回路は至って単純で、フォトカプラが動作するだけの電流を200kΩで制限して、それをArduinoで拾うだけ。200kΩのおかげで過大な電流が流れることはないし、万が一、雷などでサージ電流が流れてもフォトカプラで電気的に絶縁されているのでArduino側はノーダメージです(Arduinoボードが同じ電源だったら話は別ですが)。

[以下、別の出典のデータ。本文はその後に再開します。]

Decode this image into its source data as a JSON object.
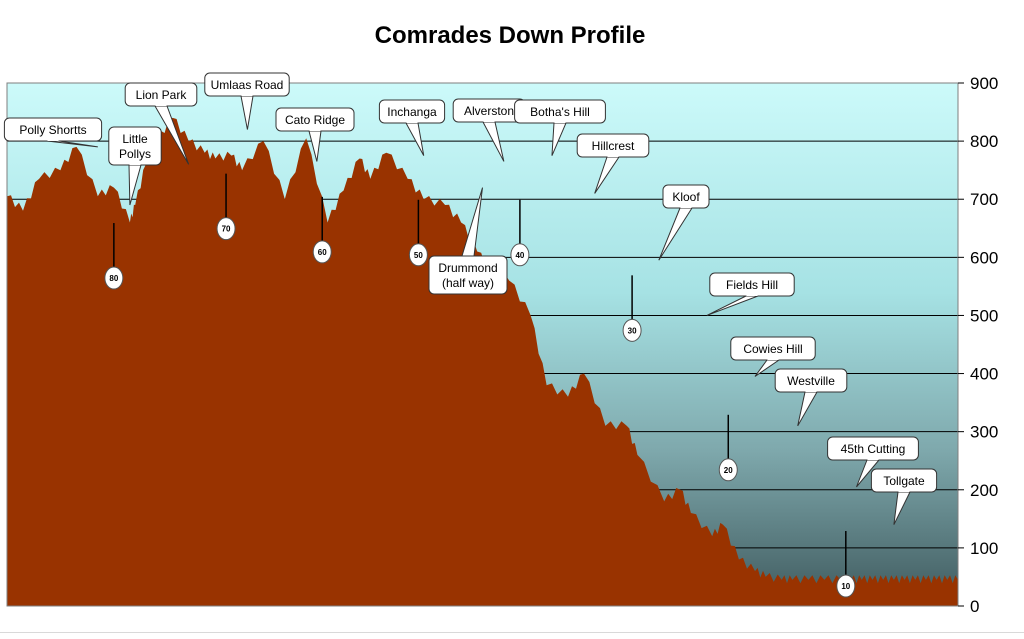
{
  "chart_data": {
    "type": "area",
    "title": "Comrades Down Profile",
    "xlabel": "",
    "ylabel": "",
    "ylim": [
      0,
      900
    ],
    "yticks": [
      0,
      100,
      200,
      300,
      400,
      500,
      600,
      700,
      800,
      900
    ],
    "y_axis_side": "right",
    "grid": true,
    "x_unit": "km run",
    "xlim": [
      0,
      89
    ],
    "series": [
      {
        "x": [
          0,
          1.5,
          3,
          5,
          6.5,
          8.5,
          10,
          11.5,
          12,
          13,
          14,
          15.5,
          17,
          18.5,
          19.5,
          21,
          22,
          24,
          26,
          28,
          30,
          31.5,
          33,
          34,
          35.5,
          37.5,
          39,
          41,
          42.5,
          44,
          45.5,
          47,
          49,
          50.5,
          52.5,
          54,
          56,
          58,
          59,
          61.5,
          63,
          64,
          66,
          67,
          68.5,
          70,
          71,
          72.5,
          73.5,
          75,
          76.5,
          78,
          79,
          80,
          81,
          82,
          83,
          84,
          85,
          86,
          87,
          88,
          89
        ],
        "values": [
          705,
          680,
          735,
          750,
          790,
          705,
          720,
          660,
          690,
          760,
          800,
          840,
          800,
          780,
          770,
          775,
          750,
          800,
          700,
          805,
          660,
          715,
          770,
          735,
          780,
          735,
          700,
          690,
          660,
          610,
          570,
          560,
          500,
          380,
          360,
          400,
          310,
          310,
          260,
          180,
          200,
          160,
          120,
          140,
          80,
          60,
          50,
          45,
          45,
          45,
          45,
          45,
          45,
          45,
          45,
          45,
          45,
          45,
          45,
          45,
          45,
          45,
          45
        ]
      }
    ],
    "annotations": [
      {
        "label": "Polly Shortts",
        "x": 8.5,
        "y": 790
      },
      {
        "label": "Little\nPollys",
        "x": 11.5,
        "y": 690
      },
      {
        "label": "Lion Park",
        "x": 17,
        "y": 760
      },
      {
        "label": "Umlaas Road",
        "x": 22.5,
        "y": 820
      },
      {
        "label": "Cato Ridge",
        "x": 29,
        "y": 765
      },
      {
        "label": "Inchanga",
        "x": 39,
        "y": 775
      },
      {
        "label": "Drummond\n(half way)",
        "x": 44.5,
        "y": 720
      },
      {
        "label": "Alverston",
        "x": 46.5,
        "y": 765
      },
      {
        "label": "Botha's Hill",
        "x": 51,
        "y": 775
      },
      {
        "label": "Hillcrest",
        "x": 55,
        "y": 710
      },
      {
        "label": "Kloof",
        "x": 61,
        "y": 595
      },
      {
        "label": "Fields Hill",
        "x": 65.5,
        "y": 500
      },
      {
        "label": "Cowies Hill",
        "x": 70,
        "y": 395
      },
      {
        "label": "Westville",
        "x": 74,
        "y": 310
      },
      {
        "label": "45th Cutting",
        "x": 79.5,
        "y": 205
      },
      {
        "label": "Tollgate",
        "x": 83,
        "y": 140
      }
    ],
    "distance_markers": [
      {
        "label": "80",
        "x": 10,
        "y": 690
      },
      {
        "label": "70",
        "x": 20.5,
        "y": 775
      },
      {
        "label": "60",
        "x": 29.5,
        "y": 735
      },
      {
        "label": "50",
        "x": 38.5,
        "y": 730
      },
      {
        "label": "40",
        "x": 48,
        "y": 730
      },
      {
        "label": "30",
        "x": 58.5,
        "y": 600
      },
      {
        "label": "20",
        "x": 67.5,
        "y": 360
      },
      {
        "label": "10",
        "x": 78.5,
        "y": 160
      }
    ]
  }
}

ところで、この回路は贅沢にもフォトカプラを2つも使っています。以下のように1つだけ使う回路も考えられます。
どうせなら電圧も、電源もとりたい
周波数は比較的簡単に計測ができたので商用電源からArduinoを動かすための電源をとることにしました。手頃なトランスがあればよかったものの、小さいものは見つからなかったのでコアレスACアダプタなるものを作ることにしました。

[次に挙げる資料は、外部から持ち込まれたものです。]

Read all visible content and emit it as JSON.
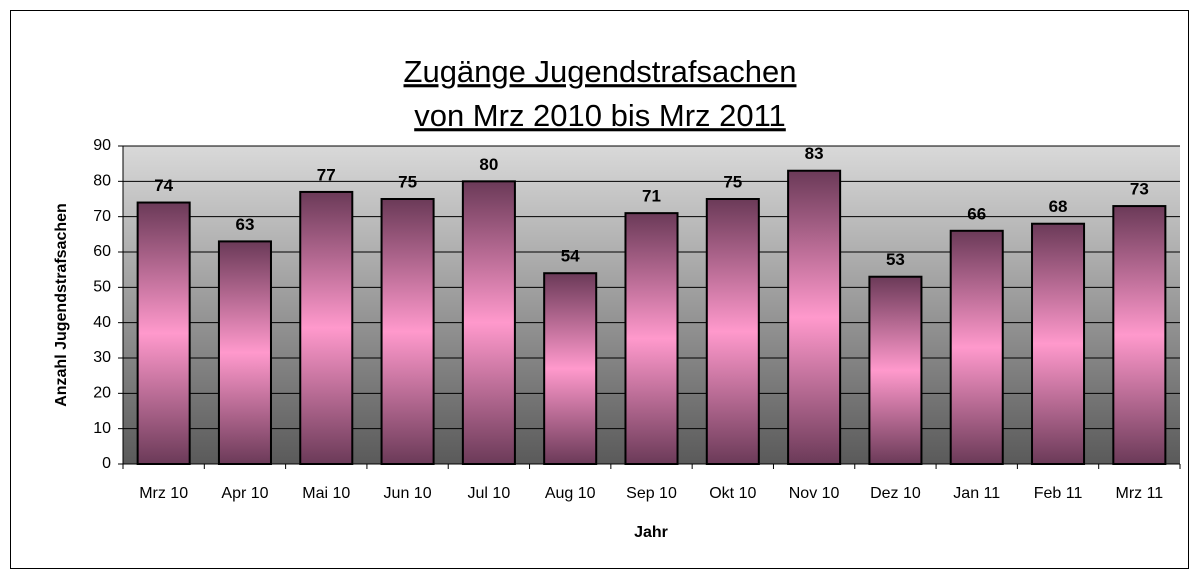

コンデンサは直流は通しませんが交流は通します。ある程度の大きな耐圧と1μF程度で40mA程度の電流を取り出せるので、これを全波整流します。すると電圧が40Vほどになった脈流のある直流電源が取れる。あとはツェナーダイオードと三端子レギュレータで降圧して所望の電圧を得ることができます。取り出せる電流はコンデンサの容量に依存します。トランスを使った降圧よりも効率も電流値も悪いものの、小電力ならば十分使えるACアダプタになります。
早速このACアダプタを電源とし、Arduinoで電源周波数と電圧の計測回路を作りました。
ダイオードって破裂すると光るんですね。
ツイートでは「周波数カウント用ダイオード」とありますが、実際に破裂したのはコアレスACアダプタ用のダイオードでした。
なぜ破裂したのでしょう?
つまるところ、ACアダプタ部と計測部のGNDが等電位でないにもかかわらず結線してしまい、短絡と同じ状況なりました。画像は検証のため4.7Ω抵抗が接続されていますが実際はショートしています。大電流が流れる閉回路が形成されたことにより、ダイオードとツェナーダイオードが発熱、ともに内部から破裂しました。

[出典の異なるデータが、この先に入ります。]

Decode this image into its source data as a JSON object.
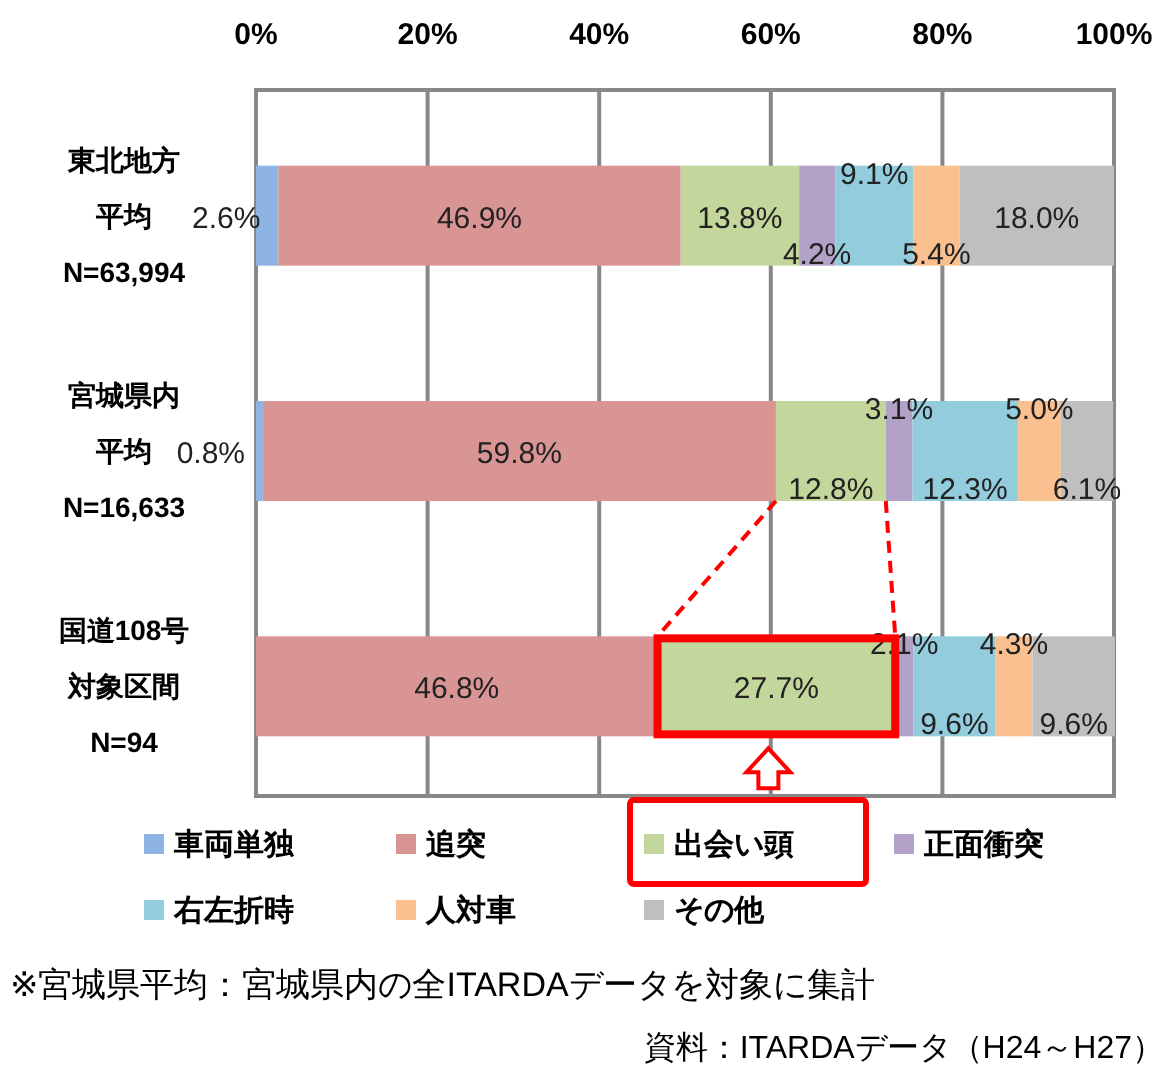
{
  "chart_data": {
    "type": "bar",
    "orientation": "horizontal",
    "stacked": true,
    "categories": [
      "東北地方平均N=63,994",
      "宮城県内平均N=16,633",
      "国道108号対象区間N=94"
    ],
    "series": [
      {
        "name": "車両単独",
        "color": "#8eb4e3",
        "values": [
          2.6,
          0.8,
          0
        ],
        "value_labels": [
          "2.6%",
          "0.8%",
          null
        ]
      },
      {
        "name": "追突",
        "color": "#d99594",
        "values": [
          46.9,
          59.8,
          46.8
        ],
        "value_labels": [
          "46.9%",
          "59.8%",
          "46.8%"
        ]
      },
      {
        "name": "出会い頭",
        "color": "#c3d69b",
        "values": [
          13.8,
          12.8,
          27.7
        ],
        "value_labels": [
          "13.8%",
          "12.8%",
          "27.7%"
        ]
      },
      {
        "name": "正面衝突",
        "color": "#b3a2c7",
        "values": [
          4.2,
          3.1,
          2.1
        ],
        "value_labels": [
          "4.2%",
          "3.1%",
          "2.1%"
        ]
      },
      {
        "name": "右左折時",
        "color": "#93cddd",
        "values": [
          9.1,
          12.3,
          9.6
        ],
        "value_labels": [
          "9.1%",
          "12.3%",
          "9.6%"
        ]
      },
      {
        "name": "人対車",
        "color": "#fac090",
        "values": [
          5.4,
          5.0,
          4.3
        ],
        "value_labels": [
          "5.4%",
          "5.0%",
          "4.3%"
        ]
      },
      {
        "name": "その他",
        "color": "#bfbfbf",
        "values": [
          18.0,
          6.1,
          9.6
        ],
        "value_labels": [
          "18.0%",
          "6.1%",
          "9.6%"
        ]
      }
    ],
    "xlim": [
      0,
      100
    ],
    "xticks": [
      {
        "value": 0,
        "label": "0%"
      },
      {
        "value": 20,
        "label": "20%"
      },
      {
        "value": 40,
        "label": "40%"
      },
      {
        "value": 60,
        "label": "60%"
      },
      {
        "value": 80,
        "label": "80%"
      },
      {
        "value": 100,
        "label": "100%"
      }
    ],
    "grid": "x",
    "legend": "bottom",
    "annotations": [
      "※宮城県平均：宮城県内の全ITARDAデータを対象に集計",
      "資料：ITARDAデータ（H24～H27）"
    ]
  }
}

また、素子の破壊の他に、大電流により接続していた電源タップのサージ電流防止回路が作動しました。Arduinoやオシロスコープも接続していましたが、上記から分かる通り、これらにダメージはありませんでした。
では、どうすればよかったのでしょう?
絶縁しよう
等電位でない別々の回路のGNDを不用意に短絡させたのも問題ですが、そもそも短絡に備えて保護回路を設けたり、AC100Vを直接扱わなくても済むような絶縁を施すべきでした。周波数の計測回路はフォトカプラで絶縁されていたので、電圧の計測回路が主題になります。具体的には、やはりトランスを使ってAC100Vを降圧し、十分な電圧まで落としてからArduinoに入れるのが安全でしょう。
実は、これを既に実現しているモジュールが流通しており、ZMPT101Bがそれになります。
内蔵されているオペアンプLM358の同相入力電圧範囲
近況
周波数を計測する回路自体は比較的安全で難しくもないので、基板を作って欲しい人に配ろうと思います。
ところで、最近6年所属した企業を退職しました。
次の仕事はまだ決まっていませんが、できればダイオードを破裂させたことを穏やかに笑ってくれる職場がいいなと思います。